豆柴の大群は人気バラエティ番組『水曜日のダウンタウン』(TBS系)の企画内で誕生したグループだ。稀代のヒール、安田大サーカス・クロちゃんの存在もあって瞬く間にその名は全国区となったものの、番組に出なくなってからの動向については熱心なファン以外にさほど知られていないはずだ。コロナ禍においてライブ活動がままならないなど苦労も絶えなかったというが、それでも5人は着実に腕を磨いていた。知られざる“番組後”の姿に迫る──!!
(4回連載の4回目)
【写真】ビジュアルもグッと洗練されてきた豆柴の大群、メンバーのソロ撮り下ろしカット【13点】■今だから言える『クロちゃん』との関係 プロデューサーを降格してからも、アドバイザーとしてメンバーと接し続けてきたクロちゃん。現在の5人にとってクロちゃんの存在とは?ナオ クロちゃんのアドバイスってすごく細かいんですよ。しかも広範囲に渡っているんです。トークはもちろんだけど、歌やダンスについても突っ込んだ話をしてきますし。

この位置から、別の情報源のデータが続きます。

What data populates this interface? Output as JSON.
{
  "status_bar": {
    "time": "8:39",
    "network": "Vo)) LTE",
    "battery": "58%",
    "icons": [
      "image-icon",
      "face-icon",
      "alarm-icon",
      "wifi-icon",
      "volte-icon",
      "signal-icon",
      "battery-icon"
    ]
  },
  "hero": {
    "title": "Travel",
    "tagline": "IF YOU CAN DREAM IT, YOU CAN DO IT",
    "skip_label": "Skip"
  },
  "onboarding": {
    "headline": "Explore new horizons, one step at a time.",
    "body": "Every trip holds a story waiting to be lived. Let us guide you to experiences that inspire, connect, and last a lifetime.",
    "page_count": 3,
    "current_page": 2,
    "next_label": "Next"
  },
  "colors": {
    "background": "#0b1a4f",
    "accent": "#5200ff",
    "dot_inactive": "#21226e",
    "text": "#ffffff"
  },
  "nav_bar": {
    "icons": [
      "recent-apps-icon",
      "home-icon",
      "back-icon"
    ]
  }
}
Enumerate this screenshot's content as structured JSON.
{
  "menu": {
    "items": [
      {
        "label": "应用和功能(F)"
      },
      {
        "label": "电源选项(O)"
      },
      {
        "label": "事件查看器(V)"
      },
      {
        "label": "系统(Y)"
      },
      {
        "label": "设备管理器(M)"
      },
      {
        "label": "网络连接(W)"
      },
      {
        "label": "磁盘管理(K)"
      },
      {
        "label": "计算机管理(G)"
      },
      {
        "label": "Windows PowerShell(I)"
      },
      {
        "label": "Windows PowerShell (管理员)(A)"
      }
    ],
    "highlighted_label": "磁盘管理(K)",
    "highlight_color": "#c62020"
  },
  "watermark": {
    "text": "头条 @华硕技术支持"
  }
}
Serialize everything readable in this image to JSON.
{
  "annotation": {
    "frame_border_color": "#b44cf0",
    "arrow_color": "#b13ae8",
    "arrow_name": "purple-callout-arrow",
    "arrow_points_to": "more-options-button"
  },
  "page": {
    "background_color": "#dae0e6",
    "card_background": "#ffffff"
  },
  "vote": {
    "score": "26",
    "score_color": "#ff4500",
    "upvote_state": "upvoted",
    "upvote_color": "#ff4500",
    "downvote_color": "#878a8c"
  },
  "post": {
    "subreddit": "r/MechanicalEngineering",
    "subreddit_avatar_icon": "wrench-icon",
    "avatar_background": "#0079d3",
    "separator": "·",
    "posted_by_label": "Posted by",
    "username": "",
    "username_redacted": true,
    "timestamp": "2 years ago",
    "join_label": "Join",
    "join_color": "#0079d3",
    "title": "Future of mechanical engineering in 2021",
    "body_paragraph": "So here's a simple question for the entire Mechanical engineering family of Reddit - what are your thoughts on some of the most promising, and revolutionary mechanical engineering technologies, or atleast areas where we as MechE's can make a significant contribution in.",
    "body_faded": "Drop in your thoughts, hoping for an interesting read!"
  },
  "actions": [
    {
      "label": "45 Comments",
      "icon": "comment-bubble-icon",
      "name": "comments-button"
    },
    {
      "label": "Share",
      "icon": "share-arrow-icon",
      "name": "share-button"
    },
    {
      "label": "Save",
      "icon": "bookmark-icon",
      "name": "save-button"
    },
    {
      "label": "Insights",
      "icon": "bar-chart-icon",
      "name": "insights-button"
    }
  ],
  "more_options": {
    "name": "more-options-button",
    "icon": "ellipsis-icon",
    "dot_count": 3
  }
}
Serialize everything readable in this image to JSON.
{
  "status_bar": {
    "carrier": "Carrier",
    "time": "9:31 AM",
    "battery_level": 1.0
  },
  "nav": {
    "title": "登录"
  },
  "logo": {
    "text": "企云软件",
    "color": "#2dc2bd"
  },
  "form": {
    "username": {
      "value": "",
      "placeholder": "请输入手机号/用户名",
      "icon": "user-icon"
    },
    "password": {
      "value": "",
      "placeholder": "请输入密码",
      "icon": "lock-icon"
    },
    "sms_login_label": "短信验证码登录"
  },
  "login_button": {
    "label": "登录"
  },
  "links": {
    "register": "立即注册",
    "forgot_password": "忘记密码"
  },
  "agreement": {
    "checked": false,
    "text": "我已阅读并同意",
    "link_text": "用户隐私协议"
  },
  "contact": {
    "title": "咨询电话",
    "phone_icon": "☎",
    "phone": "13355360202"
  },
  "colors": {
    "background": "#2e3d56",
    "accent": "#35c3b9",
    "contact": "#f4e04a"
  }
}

──専門家でもないのにパフォーマンスについて口出しするんですか?ハナエ ところが、それがすごく的確なんですよ。たしかに経験者ではないかもしれないけど、アイドルを見てきた数が半端じゃないですから。さすがだなって思うことばかりなんです。たとえば「歌っているときの表情を曲の歌詞に合わせたほうがいい」とか「もっと自信を持つようにしないとダメだ」とか……。
アイカ 私は「もっとアクセントをつけて。強弱が足りない」ってダメ出しされたことがありますね。リアルな話、めちゃくちゃありがたい存在ですよ。私たちも「なるほどな」って素直に聞いていますし。
ハナエ あと私たちが苦手なトークに関しては、やっぱりクロちゃんってプロじゃないですか。アドバイスのレベルがすごく高いんです。よく言われるのは、もっと自分のことを利用してくれってこと。たしかにメディアの人たちってクロちゃんのことを聞きたがるから、すごくありがたいことではあるんですけど。
ナオ 最初のうち、私たちもすごくクロちゃんに遠慮していたんです。だって考えてもみてくださいよ。デビュー前の私たちからしたら芸能界の大先輩だし、決定権を持つプロデューサーなわけですから。そんな人に対して失礼な態度はさすがに取れないですって。ましてや冷たく突き放すなんて無理ですよ。
ミユキ 実際、『水ダウ』の放送中は「相手は腐ってもプロデューサー。その態度は失礼すぎるだろ!」とか炎上していたしね(笑)。
ナオ 私たちの本音としては「新しいグループを作っていただき本当にありがとうございます」「ご期待に添えるように全力で頑張りたいと思います」ってリスペクトの気持ちが強かったんです。だけど、それだけじゃダメだって言うんですよね。もともとクロちゃんってヘイトを集める天才じゃないですか。
ハナエ そのへんはさすがにテレビの世界を知り尽くしたプロだなって(笑)。「僕が追いかけたら、ちゃんと逃げてよ。嫌そうな表情も忘れずに」とか言ってくるんです。
カエデ 以前、「カエデの手汗が染みたおにぎりが食べたいしん!」とかいうLINEが送られてきたことがあるんです。つまりそれって気持ち悪いエピソードを自分でわざわざ作ってくれているんですよね。というのもそれからちょっとして本人に会ったとき、「あのおにぎりのエピソード、テレビとかで言っちゃっていいからね」って囁かれたんです。
アイカ 言いそうだな~(笑)。
ナオ たしかにメディアの人たちって「最近、クロちゃんから受けた気持ち悪いエピソードってありますか?」とか聞きたがるんです。でも最初のうちは急にそんなこと言われても「何かあったっけ!?」ってうろたえるばかりで。そのへんを察したクロちゃんが、親切心からパスを回してくれるようになったんです。
ハナエ これはある意味でクロちゃんに対する職業妨害になるのかもだけど、私たちがクロちゃんのことを普段からありがたく思っているのは本当ですから。